Burgin sighed. “I’ll be on the road in an hour. Make sure me and Florence get a clean room to sleep in this time.”
“I’ll even put a mint on your pillows,” Merriell promised.
He couldn’t stop his smile as Burgie proceeded to curse him out.
********
Gene took Florence, Babe, and Spina up to Lafayette for a tour, which left the house to Burgie and Merriell. He was thankful that he didn’t have to ask for the time, Gene just knew, like always.
“So?” he asked, lighting a cigarette in defiance of Gene’s No Smoking sign.
“I think you’ve got a death wish, but that’s nothing new,” Burgie said.
“Gets me through each day, doesn’t it?” Merriell asked.
Burgie knocked his feet off the table as he sat down. “Never change, Snafu.”
“So,” Merriell repeated.
“They may be similar in looks but Heffron curses worse than you do,” Burgin said.
“I didn’t notice.”
“You wouldn’t,” Burgie said.
He fiddled with his lighter. “You think he’s going hurt Gene-Baptiste?” he asked.
Burgie shrugged. “That ain’t for you to decide, Snafu. If it happens, it does. I don’t think the guy came down here for head games though. He’s here for Spina and for Gene. And I don’t think he’s the kind to sit back and let propriety get in the way of what he wants. I don’t see him pulling that stoic bullshit either. He takes Gene head on, and I think you got to respect that. Takes you head on too.”
Merriell smiled. “Noticed that, did you?”
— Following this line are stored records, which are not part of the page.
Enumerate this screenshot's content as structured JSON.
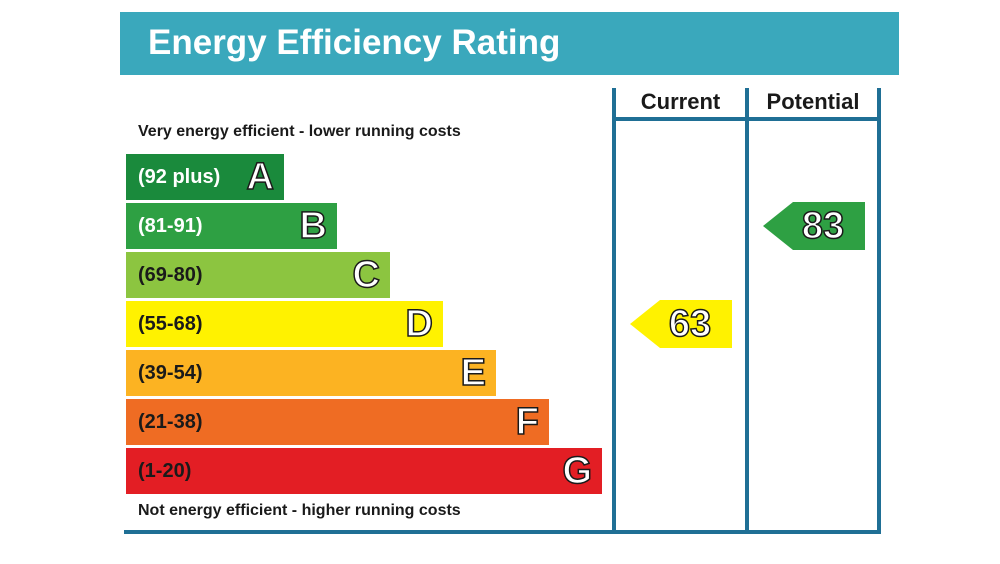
{
  "title": "Energy Efficiency Rating",
  "chart_data": {
    "type": "bar",
    "title": "Energy Efficiency Rating",
    "top_caption": "Very energy efficient - lower running costs",
    "bottom_caption": "Not energy efficient - higher running costs",
    "bands": [
      {
        "letter": "A",
        "range": "(92 plus)",
        "color": "#1a8a3c",
        "text_color": "#ffffff"
      },
      {
        "letter": "B",
        "range": "(81-91)",
        "color": "#2ea043",
        "text_color": "#ffffff"
      },
      {
        "letter": "C",
        "range": "(69-80)",
        "color": "#8cc540",
        "text_color": "#1a1a1a"
      },
      {
        "letter": "D",
        "range": "(55-68)",
        "color": "#fff200",
        "text_color": "#1a1a1a"
      },
      {
        "letter": "E",
        "range": "(39-54)",
        "color": "#fcb322",
        "text_color": "#1a1a1a"
      },
      {
        "letter": "F",
        "range": "(21-38)",
        "color": "#ef6c23",
        "text_color": "#1a1a1a"
      },
      {
        "letter": "G",
        "range": "(1-20)",
        "color": "#e31e24",
        "text_color": "#1a1a1a"
      }
    ],
    "columns": [
      "Current",
      "Potential"
    ],
    "current": {
      "value": 63,
      "band": "D",
      "color": "#fff200"
    },
    "potential": {
      "value": 83,
      "band": "B",
      "color": "#2ea043"
    }
  }
}
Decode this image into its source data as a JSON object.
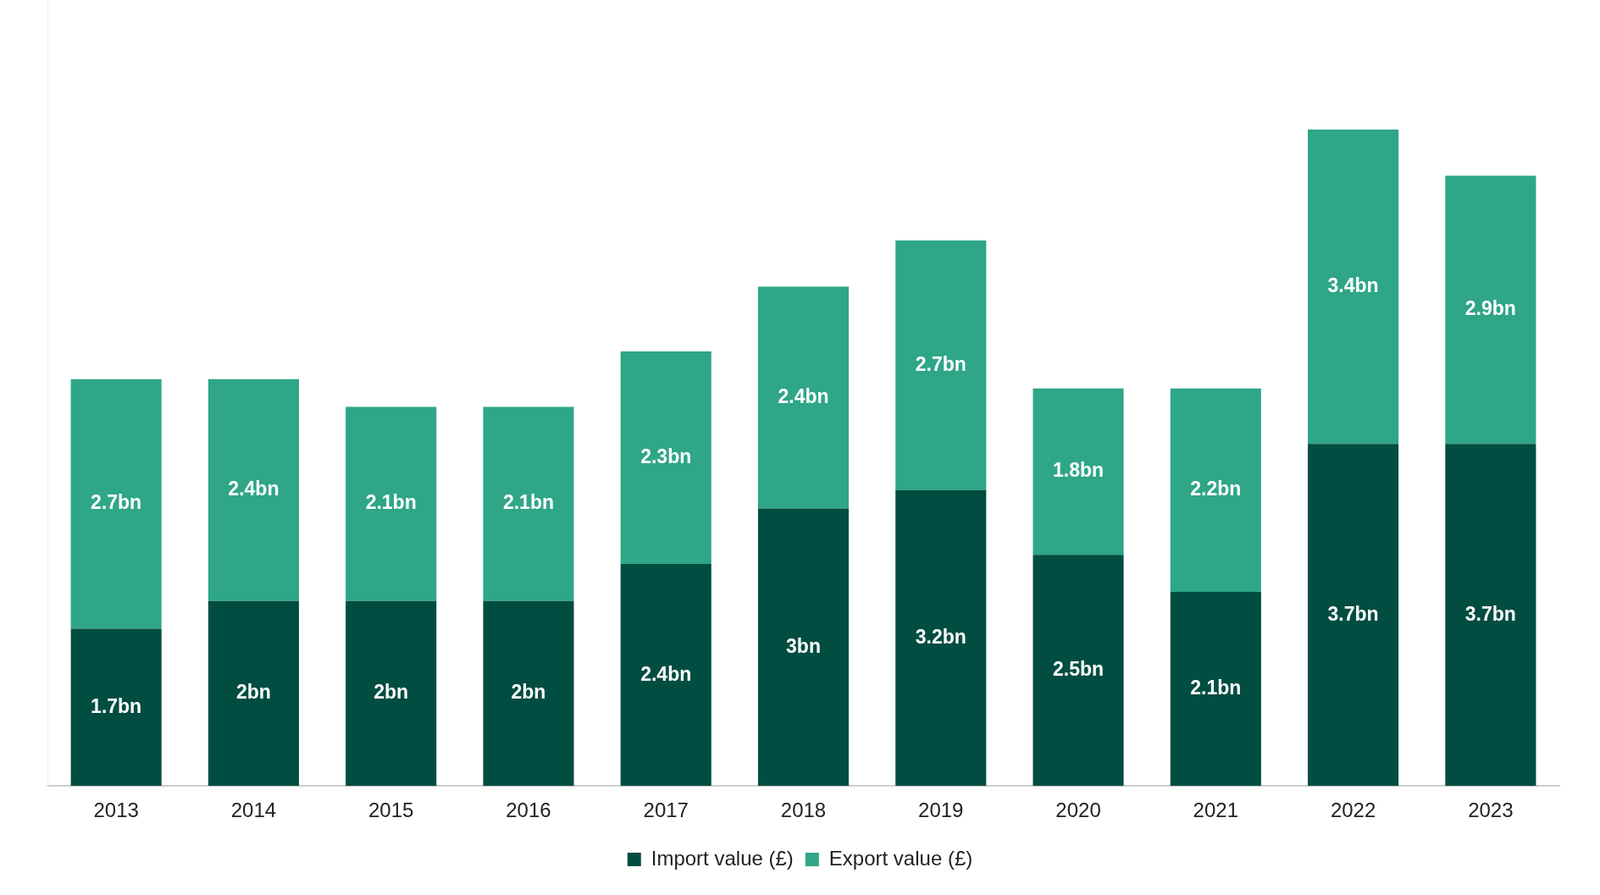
{
  "chart_data": {
    "type": "bar",
    "categories": [
      "2013",
      "2014",
      "2015",
      "2016",
      "2017",
      "2018",
      "2019",
      "2020",
      "2021",
      "2022",
      "2023"
    ],
    "series": [
      {
        "name": "Import value (£)",
        "color": "#024d41",
        "values": [
          1.7,
          2,
          2,
          2,
          2.4,
          3,
          3.2,
          2.5,
          2.1,
          3.7,
          3.7
        ],
        "value_labels": [
          "1.7bn",
          "2bn",
          "2bn",
          "2bn",
          "2.4bn",
          "3bn",
          "3.2bn",
          "2.5bn",
          "2.1bn",
          "3.7bn",
          "3.7bn"
        ]
      },
      {
        "name": "Export value (£)",
        "color": "#2ea687",
        "values": [
          2.7,
          2.4,
          2.1,
          2.1,
          2.3,
          2.4,
          2.7,
          1.8,
          2.2,
          3.4,
          2.9
        ],
        "value_labels": [
          "2.7bn",
          "2.4bn",
          "2.1bn",
          "2.1bn",
          "2.3bn",
          "2.4bn",
          "2.7bn",
          "1.8bn",
          "2.2bn",
          "3.4bn",
          "2.9bn"
        ]
      }
    ],
    "ylim": [
      0,
      8.5
    ],
    "stacked": true,
    "data_labels": true,
    "grid": false,
    "legend": "bottom",
    "tick_labels": "x"
  }
}
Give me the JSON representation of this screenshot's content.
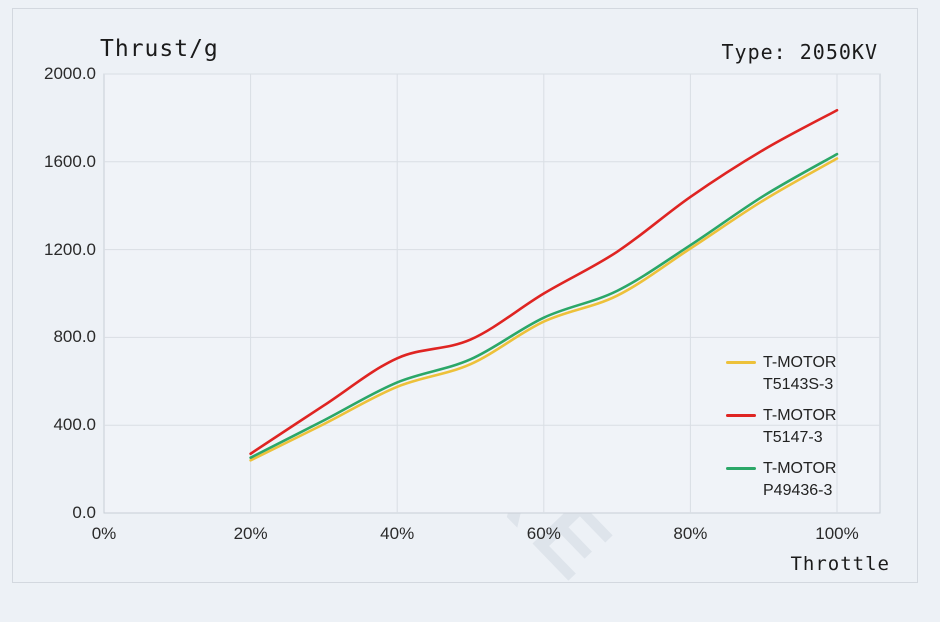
{
  "header": {
    "title": "Thrust/g",
    "type_label": "Type: 2050KV"
  },
  "watermark": "UUUSTORE",
  "colors": {
    "page_bg": "#edf1f6",
    "plot_bg": "#f0f3f8",
    "plot_border": "#c8ced6",
    "grid": "#d9dee4",
    "text": "#1b1b1b"
  },
  "chart_data": {
    "type": "line",
    "title": "Thrust/g",
    "subtitle": "Type: 2050KV",
    "xlabel": "Throttle",
    "ylabel": "Thrust/g",
    "grid": true,
    "legend_position": "inside lower right",
    "xlim": [
      0,
      105.8
    ],
    "ylim": [
      0,
      2000
    ],
    "x_tick_values": [
      0,
      20,
      40,
      60,
      80,
      100
    ],
    "x_tick_labels": [
      "0%",
      "20%",
      "40%",
      "60%",
      "80%",
      "100%"
    ],
    "y_tick_values": [
      0,
      400,
      800,
      1200,
      1600,
      2000
    ],
    "y_tick_labels": [
      "0.0",
      "400.0",
      "800.0",
      "1200.0",
      "1600.0",
      "2000.0"
    ],
    "x": [
      20,
      30,
      40,
      50,
      60,
      70,
      80,
      90,
      100
    ],
    "series": [
      {
        "name": "T-MOTOR T5143S-3",
        "legend_lines": [
          "T-MOTOR",
          "T5143S-3"
        ],
        "color": "#edc13a",
        "values": [
          240,
          405,
          575,
          678,
          872,
          990,
          1205,
          1425,
          1615
        ]
      },
      {
        "name": "T-MOTOR T5147-3",
        "legend_lines": [
          "T-MOTOR",
          "T5147-3"
        ],
        "color": "#df2422",
        "values": [
          270,
          490,
          705,
          790,
          1000,
          1190,
          1440,
          1655,
          1835
        ]
      },
      {
        "name": "T-MOTOR P49436-3",
        "legend_lines": [
          "T-MOTOR",
          "P49436-3"
        ],
        "color": "#2ba768",
        "values": [
          252,
          422,
          595,
          700,
          890,
          1012,
          1220,
          1445,
          1635
        ]
      }
    ]
  }
}
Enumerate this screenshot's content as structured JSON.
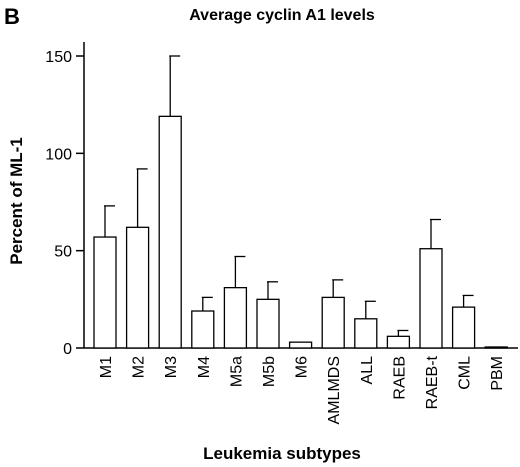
{
  "panel_letter": "B",
  "chart_data": {
    "type": "bar",
    "title": "Average cyclin A1 levels",
    "xlabel": "Leukemia subtypes",
    "ylabel": "Percent of ML-1",
    "ylim": [
      0,
      150
    ],
    "yticks": [
      0,
      50,
      100,
      150
    ],
    "grid": false,
    "error_bars": true,
    "categories": [
      "M1",
      "M2",
      "M3",
      "M4",
      "M5a",
      "M5b",
      "M6",
      "AMLMDS",
      "ALL",
      "RAEB",
      "RAEB-t",
      "CML",
      "PBM"
    ],
    "values": [
      57,
      62,
      119,
      19,
      31,
      25,
      3,
      26,
      15,
      6,
      51,
      21,
      0.5
    ],
    "errors": [
      16,
      30,
      31,
      7,
      16,
      9,
      0,
      9,
      9,
      3,
      15,
      6,
      0
    ]
  }
}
“Lesser men have fled in despair from even the hint of your wrath. You just annoy Heffron.”
“I annoyed you too.”
“Why you putting that in past tense?”
Merriell threw his lighter at him.
Burgin laughed and kicked at Merriell’s feet. “It’s going to work out. He seems like a good guy. Just don’t try and make it too hard on him.”
“You not going to tell me to be nice.”
“I know better.”
Merriell stubbed his cigarette out. “I appreciate it, Burgin.”
“Can’t let you fuck up too many lives on your own.” He sighed. “Now about Sledge.”
Merriell rolled his eyes. “I didn’t say we could talk about that.”
“He’s looking for you, Snaf.”
He felt his shoulders go tense and had to consciously relax them. It was too early in the morning to deal with this bullshit. “Don’t want to be found yet, and you can tell him that.”
Burgin stared him down. “You’ve got until his birthday. He’s having a small reunion for his party. Your ass will go there willingly or I will strap you to the back of my pick-up and drag you there. We clear?”
Merriell gave him a lazy salute in response.
“Why do I put up with you?” Burgin asked.
Merriell laughed. “Fuck, Burgie, you think I’d ever actually tell you that? I’ve got you trained, can’t let you go now.”
“Love you too, Snafu.”
Merriell just leaned back in his chair and watched Burgie make their lunch. It was good to have him and Flo here, always nice to have the family around. Merriell liked it when the house was full. He never did learn how to be comfortable with the emptiness of a quiet home. He could easily get used to all these people in his life. Even if Spina was too attached to his knitwear and Heffron thought Spaghetti-O’s made a decent dinner. It was a change he could get behind.
As long as no one broke his Gene-Baptiste again. Then there would be blood.
“You’re looking evil,” Burgie said as he slid a turkey sandwich across the table.
“Just thinking about the future,” he said.
“Should I be terrified?”
“I promise not to raise too much hell.”
“Oh Christ,” Burgie said with a groan.
Merriell just smiled and ate his lunch.